Brett B. Palm (1,2), Amber M. Ortega (1,3), Pedro Campuzano-Jost (1,2), Douglas A. Day (1,2), Thomas Karl (4), Lisa Kaser (5), Werner Jud (5), Armin Hansel (5), Juliane L. Fry (1,6), Steven S. Brown (7), Kyle Zarzana (1,2), William Dube (1,7), Nick Wagner (1,7), Danielle Draper (6), William H. Brune (8), and Jose L. Jimenez (1,2)

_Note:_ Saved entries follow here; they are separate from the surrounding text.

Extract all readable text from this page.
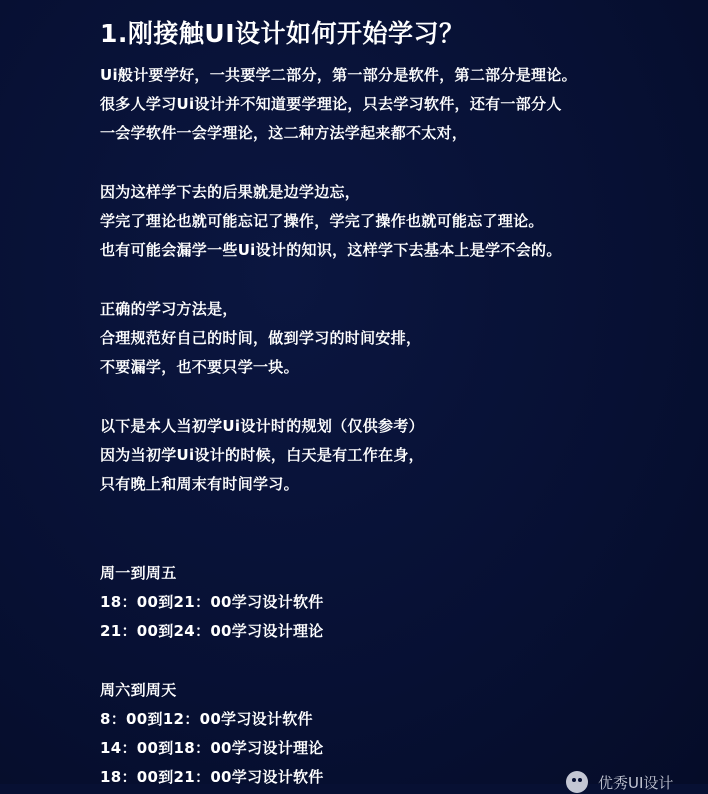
1.刚接触UI设计如何开始学习？
Ui般计要学好，一共要学二部分，第一部分是软件，第二部分是理论。
很多人学习Ui设计并不知道要学理论，只去学习软件，还有一部分人
一会学软件一会学理论，这二种方法学起来都不太对，
因为这样学下去的后果就是边学边忘，
学完了理论也就可能忘记了操作，学完了操作也就可能忘了理论。
也有可能会漏学一些Ui设计的知识，这样学下去基本上是学不会的。
正确的学习方法是，
合理规范好自己的时间，做到学习的时间安排，
不要漏学，也不要只学一块。
以下是本人当初学Ui设计时的规划（仅供参考）
因为当初学Ui设计的时候，白天是有工作在身，
只有晚上和周末有时间学习。
周一到周五
18：00到21：00学习设计软件
21：00到24：00学习设计理论
周六到周天
8：00到12：00学习设计软件
14：00到18：00学习设计理论
18：00到21：00学习设计软件	优秀UI设计
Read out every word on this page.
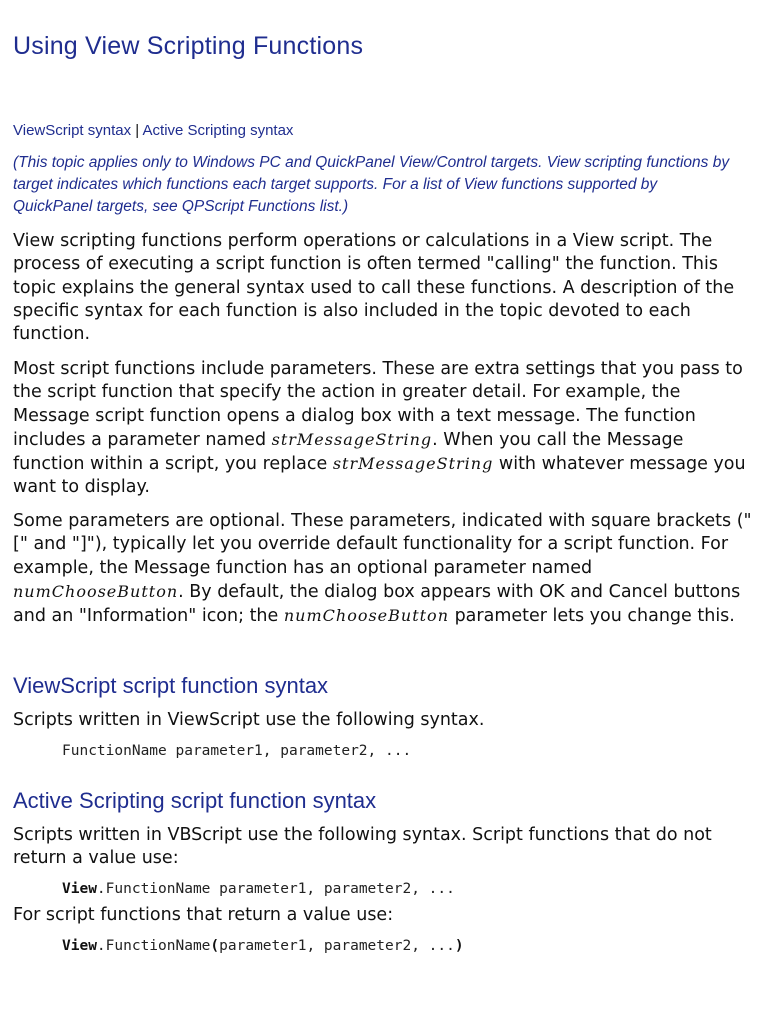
Using View Scripting Functions
ViewScript syntax | Active Scripting syntax
(This topic applies only to Windows PC and QuickPanel View/Control targets. View scripting functions by target indicates which functions each target supports. For a list of View functions supported by QuickPanel targets, see QPScript Functions list.)
View scripting functions perform operations or calculations in a View script. The process of executing a script function is often termed "calling" the function. This topic explains the general syntax used to call these functions. A description of the specific syntax for each function is also included in the topic devoted to each function.
Most script functions include parameters. These are extra settings that you pass to the script function that specify the action in greater detail. For example, the Message script function opens a dialog box with a text message. The function includes a parameter named strMessageString. When you call the Message function within a script, you replace strMessageString with whatever message you want to display.
Some parameters are optional. These parameters, indicated with square brackets ("[" and "]"), typically let you override default functionality for a script function. For example, the Message function has an optional parameter named numChooseButton. By default, the dialog box appears with OK and Cancel buttons and an "Information" icon; the numChooseButton parameter lets you change this.
ViewScript script function syntax
Scripts written in ViewScript use the following syntax.
FunctionName parameter1, parameter2, ...
Active Scripting script function syntax
Scripts written in VBScript use the following syntax. Script functions that do not return a value use:
View.FunctionName parameter1, parameter2, ...
For script functions that return a value use:
View.FunctionName(parameter1, parameter2, ...)
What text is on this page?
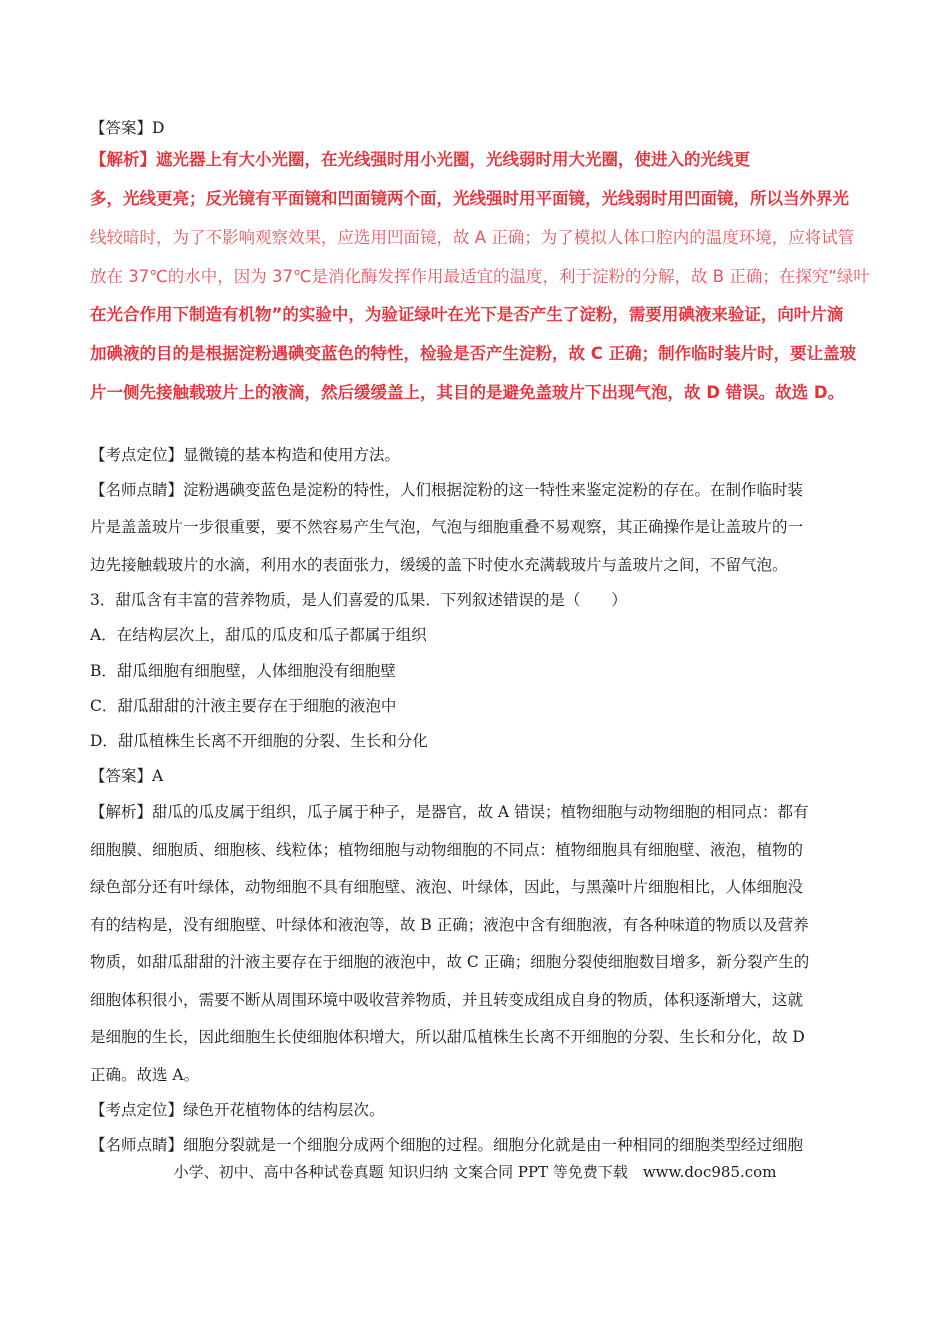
【答案】D
【解析】遮光器上有大小光圈，在光线强时用小光圈，光线弱时用大光圈，使进入的光线更
多，光线更亮；反光镜有平面镜和凹面镜两个面，光线强时用平面镜，光线弱时用凹面镜，所以当外界光
线较暗时，为了不影响观察效果，应选用凹面镜，故 A 正确；为了模拟人体口腔内的温度环境，应将试管
放在 37℃的水中，因为 37℃是消化酶发挥作用最适宜的温度，利于淀粉的分解，故 B 正确；在探究“绿叶
在光合作用下制造有机物”的实验中，为验证绿叶在光下是否产生了淀粉，需要用碘液来验证，向叶片滴
加碘液的目的是根据淀粉遇碘变蓝色的特性，检验是否产生淀粉，故 C 正确；制作临时装片时，要让盖玻
片一侧先接触载玻片上的液滴，然后缓缓盖上，其目的是避免盖玻片下出现气泡，故 D 错误。故选 D。
【考点定位】显微镜的基本构造和使用方法。
【名师点睛】淀粉遇碘变蓝色是淀粉的特性，人们根据淀粉的这一特性来鉴定淀粉的存在。在制作临时装
片是盖盖玻片一步很重要，要不然容易产生气泡，气泡与细胞重叠不易观察，其正确操作是让盖玻片的一
边先接触载玻片的水滴，利用水的表面张力，缓缓的盖下时使水充满载玻片与盖玻片之间，不留气泡。
3．甜瓜含有丰富的营养物质，是人们喜爱的瓜果．下列叙述错误的是（　　）
A．在结构层次上，甜瓜的瓜皮和瓜子都属于组织
B．甜瓜细胞有细胞壁，人体细胞没有细胞壁
C．甜瓜甜甜的汁液主要存在于细胞的液泡中
D．甜瓜植株生长离不开细胞的分裂、生长和分化
【答案】A
【解析】甜瓜的瓜皮属于组织，瓜子属于种子，是器官，故 A 错误；植物细胞与动物细胞的相同点：都有
细胞膜、细胞质、细胞核、线粒体；植物细胞与动物细胞的不同点：植物细胞具有细胞壁、液泡，植物的
绿色部分还有叶绿体，动物细胞不具有细胞壁、液泡、叶绿体，因此，与黑藻叶片细胞相比，人体细胞没
有的结构是，没有细胞壁、叶绿体和液泡等，故 B 正确；液泡中含有细胞液，有各种味道的物质以及营养
物质，如甜瓜甜甜的汁液主要存在于细胞的液泡中，故 C 正确；细胞分裂使细胞数目增多，新分裂产生的
细胞体积很小，需要不断从周围环境中吸收营养物质，并且转变成组成自身的物质，体积逐渐增大，这就
是细胞的生长，因此细胞生长使细胞体积增大，所以甜瓜植株生长离不开细胞的分裂、生长和分化，故 D
正确。故选 A。
【考点定位】绿色开花植物体的结构层次。
【名师点睛】细胞分裂就是一个细胞分成两个细胞的过程。细胞分化就是由一种相同的细胞类型经过细胞
小学、初中、高中各种试卷真题 知识归纳 文案合同 PPT 等免费下载　www.doc985.com
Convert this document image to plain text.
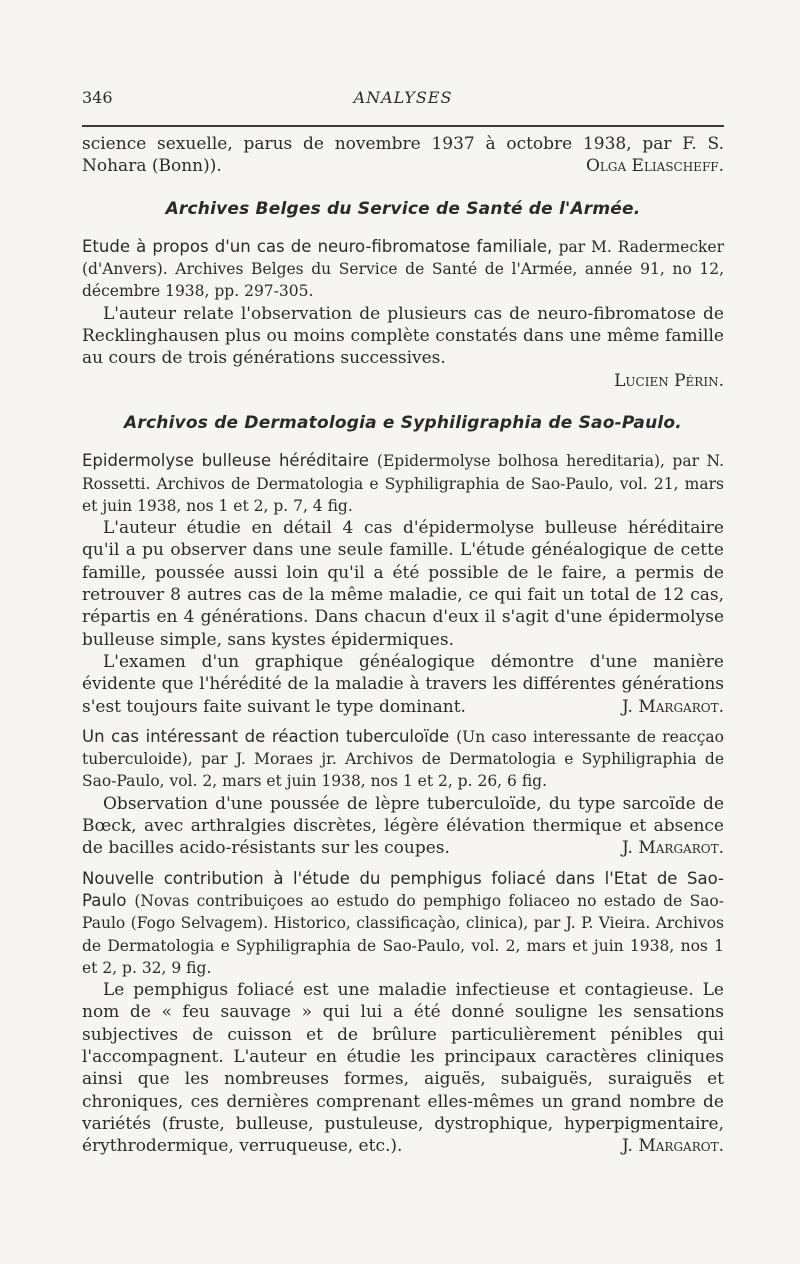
346	ANALYSES

science sexuelle, parus de novembre 1937 à octobre 1938, par F. S. Nohara (Bonn)).	Olga Eliascheff.

Archives Belges du Service de Santé de l'Armée.

Etude à propos d'un cas de neuro-fibromatose familiale, par M. Radermecker (d'Anvers). Archives Belges du Service de Santé de l'Armée, année 91, no 12, décembre 1938, pp. 297-305.

L'auteur relate l'observation de plusieurs cas de neuro-fibromatose de Recklinghausen plus ou moins complète constatés dans une même famille au cours de trois générations successives.

Lucien Périn.

Archivos de Dermatologia e Syphiligraphia de Sao-Paulo.

Epidermolyse bulleuse héréditaire (Epidermolyse bolhosa hereditaria), par N. Rossetti. Archivos de Dermatologia e Syphiligraphia de Sao-Paulo, vol. 21, mars et juin 1938, nos 1 et 2, p. 7, 4 fig.

L'auteur étudie en détail 4 cas d'épidermolyse bulleuse héréditaire qu'il a pu observer dans une seule famille. L'étude généalogique de cette famille, poussée aussi loin qu'il a été possible de le faire, a permis de retrouver 8 autres cas de la même maladie, ce qui fait un total de 12 cas, répartis en 4 générations. Dans chacun d'eux il s'agit d'une épidermolyse bulleuse simple, sans kystes épidermiques.

L'examen d'un graphique généalogique démontre d'une manière évidente que l'hérédité de la maladie à travers les différentes générations s'est toujours faite suivant le type dominant.	J. Margarot.

Un cas intéressant de réaction tuberculoïde (Un caso interessante de reacçao tuberculoide), par J. Moraes jr. Archivos de Dermatologia e Syphiligraphia de Sao-Paulo, vol. 2, mars et juin 1938, nos 1 et 2, p. 26, 6 fig.

Observation d'une poussée de lèpre tuberculoïde, du type sarcoïde de Bœck, avec arthralgies discrètes, légère élévation thermique et absence de bacilles acido-résistants sur les coupes.	J. Margarot.

Nouvelle contribution à l'étude du pemphigus foliacé dans l'Etat de Sao-Paulo (Novas contribuiçoes ao estudo do pemphigo foliaceo no estado de Sao-Paulo (Fogo Selvagem). Historico, classificaçào, clinica), par J. P. Vieira. Archivos de Dermatologia e Syphiligraphia de Sao-Paulo, vol. 2, mars et juin 1938, nos 1 et 2, p. 32, 9 fig.

Le pemphigus foliacé est une maladie infectieuse et contagieuse. Le nom de « feu sauvage » qui lui a été donné souligne les sensations subjectives de cuisson et de brûlure particulièrement pénibles qui l'accompagnent. L'auteur en étudie les principaux caractères cliniques ainsi que les nombreuses formes, aiguës, subaiguës, suraiguës et chroniques, ces dernières comprenant elles-mêmes un grand nombre de variétés (fruste, bulleuse, pustuleuse, dystrophique, hyperpigmentaire, érythrodermique, verruqueuse, etc.).	J. Margarot.
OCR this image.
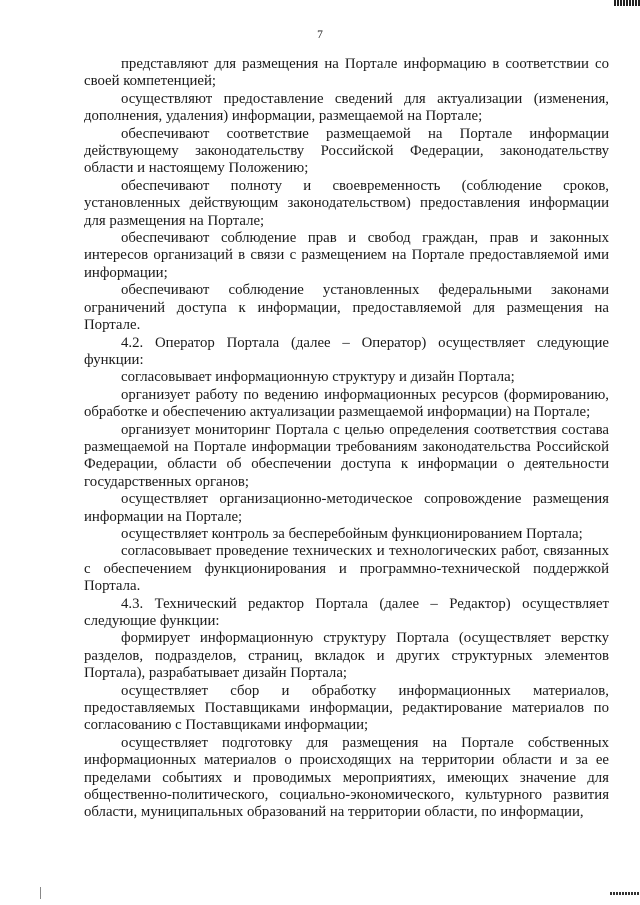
7

представляют для размещения на Портале информацию в соответствии со своей компетенцией;

осуществляют предоставление сведений для актуализации (изменения, дополнения, удаления) информации, размещаемой на Портале;

обеспечивают соответствие размещаемой на Портале информации действующему законодательству Российской Федерации, законодательству области и настоящему Положению;

обеспечивают полноту и своевременность (соблюдение сроков, установленных действующим законодательством) предоставления информации для размещения на Портале;

обеспечивают соблюдение прав и свобод граждан, прав и законных интересов организаций в связи с размещением на Портале предоставляемой ими информации;

обеспечивают соблюдение установленных федеральными законами ограничений доступа к информации, предоставляемой для размещения на Портале.

4.2. Оператор Портала (далее – Оператор) осуществляет следующие функции:

согласовывает информационную структуру и дизайн Портала;

организует работу по ведению информационных ресурсов (формированию, обработке и обеспечению актуализации размещаемой информации) на Портале;

организует мониторинг Портала с целью определения соответствия состава размещаемой на Портале информации требованиям законодательства Российской Федерации, области об обеспечении доступа к информации о деятельности государственных органов;

осуществляет организационно-методическое сопровождение размещения информации на Портале;

осуществляет контроль за бесперебойным функционированием Портала;

согласовывает проведение технических и технологических работ, связанных с обеспечением функционирования и программно-технической поддержкой Портала.

4.3. Технический редактор Портала (далее – Редактор) осуществляет следующие функции:

формирует информационную структуру Портала (осуществляет верстку разделов, подразделов, страниц, вкладок и других структурных элементов Портала), разрабатывает дизайн Портала;

осуществляет сбор и обработку информационных материалов, предоставляемых Поставщиками информации, редактирование материалов по согласованию с Поставщиками информации;

осуществляет подготовку для размещения на Портале собственных информационных материалов о происходящих на территории области и за ее пределами событиях и проводимых мероприятиях, имеющих значение для общественно-политического, социально-экономического, культурного развития области, муниципальных образований на территории области, по информации,
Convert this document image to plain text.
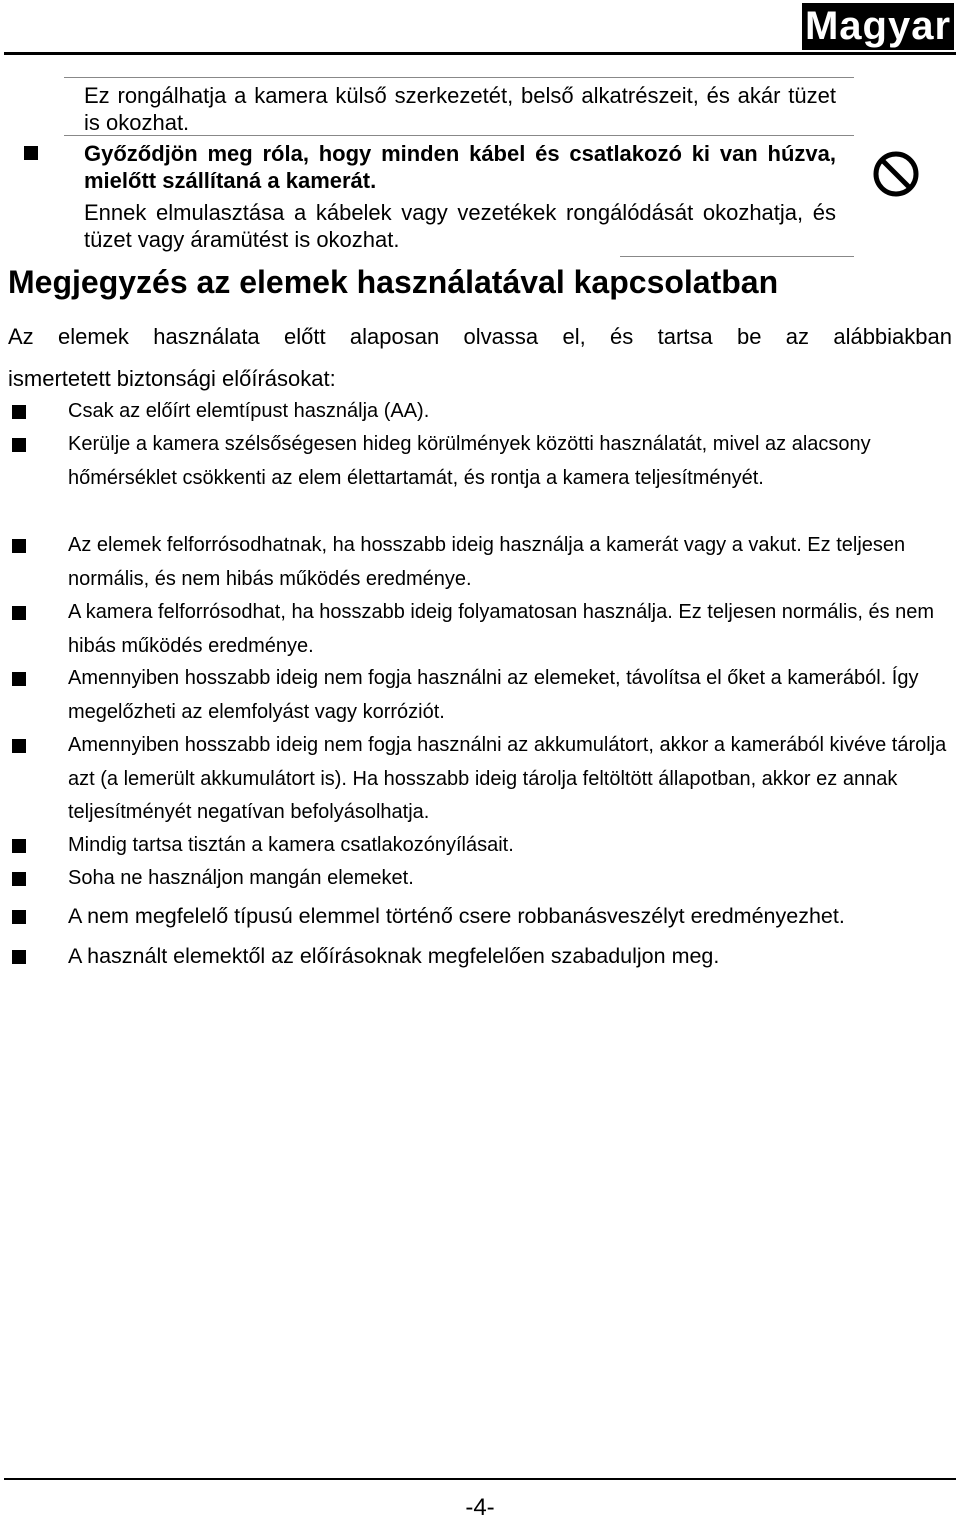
Magyar
Ez rongálhatja a kamera külső szerkezetét, belső alkatrészeit, és akár tüzet is okozhat.
Győződjön meg róla, hogy minden kábel és csatlakozó ki van húzva, mielőtt szállítaná a kamerát.
Ennek elmulasztása a kábelek vagy vezetékek rongálódását okozhatja, és tüzet vagy áramütést is okozhat.
Megjegyzés az elemek használatával kapcsolatban
Az elemek használata előtt alaposan olvassa el, és tartsa be az alábbiakban
ismertetett biztonsági előírásokat:
Csak az előírt elemtípust használja (AA).
Kerülje a kamera szélsőségesen hideg körülmények közötti használatát, mivel az alacsony hőmérséklet csökkenti az elem élettartamát, és rontja a kamera teljesítményét.
Az elemek felforrósodhatnak, ha hosszabb ideig használja a kamerát vagy a vakut. Ez teljesen normális, és nem hibás működés eredménye.
A kamera felforrósodhat, ha hosszabb ideig folyamatosan használja. Ez teljesen normális, és nem hibás működés eredménye.
Amennyiben hosszabb ideig nem fogja használni az elemeket, távolítsa el őket a kamerából. Így megelőzheti az elemfolyást vagy korróziót.
Amennyiben hosszabb ideig nem fogja használni az akkumulátort, akkor a kamerából kivéve tárolja azt (a lemerült akkumulátort is). Ha hosszabb ideig tárolja feltöltött állapotban, akkor ez annak teljesítményét negatívan befolyásolhatja.
Mindig tartsa tisztán a kamera csatlakozónyílásait.
Soha ne használjon mangán elemeket.
A nem megfelelő típusú elemmel történő csere robbanásveszélyt eredményezhet.
A használt elemektől az előírásoknak megfelelően szabaduljon meg.
-4-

(1) CIRES, (2) Department of Chemistry and Biochemistry, University of Colorado, (3) Department of Atmospheric and Oceanic Science, University of Colorado, (4) NCAR, (5) Institute of Ion Physics and Applied Physics, University of Innsbruck, Austria, (6) Department of Chemistry and Environmental Studies, Reed College, (7) Chemical Sciences Division, NOAA, (8) Department of Meteorology, Pennsylvania State University

A Potential Aerosol Mass (PAM) photooxidation reactor (Kang et al., ACP 2007, 2010) was used in conjunction with an Aerodyne High Resolution Time-of-Flight Aerosol Mass Spectrometer (DeCarlo et al. Anal. Chem. 2006; HR-ToF-AMS) to characterize biogenic secondary organic aerosol formation during the July-August 2011 BEACHON-RoMBAS field campaign at the U.S. Forest Service Manitou Forest Observatory, Colorado. The PAM reactor uses mercury lamps to create OH concentrations up to 10,000 times ambient levels. High oxidant concentrations accelerate the photooxidation of volatile organic compounds and inorganic gases, which then partition into the aerosol phase. PAM photochemical processing can represent up to approximately 20 days of equivalent atmospheric aging in the span of 4 minutes of residence time in the reactor, and PAM-processed aerosols have shown similar aging signatures as well as sulfate and SOA yields when compared to aging ambient aerosols (Kang et al., ACP 2010; Lambe et al., ACP 2011). The reactor was also injected with O3 or N2O5 in the absence of lights to investigate oxidation by O3 or NO3, oxidants that are expected to have increased importance at locations dominated by biogenic emissions. Presented here is the analysis of PAM processed aerosols using an HR-ToF-AMS, a Proton Transfer Reaction Time of Flight Mass Spectrometer (PTR-TOF-MS), and an NO3/N2O5 instrument. Preliminary results show that PAM photooxidation enhances SOA at intermediate OH exposure (1-10 equivalent days) but results in net loss of OA at very long OH exposure (10-20 equivalent days). PAM oxidation also results in a Van Krevelen diagram (H/C vs. O/C) slope similar to ambient oxidation. Oxidation with NO3 is shown to result in significant SOA production, and both OH and N2O5/NO3 oxidation cause production of NH4NO3 at low nighttime temperatures.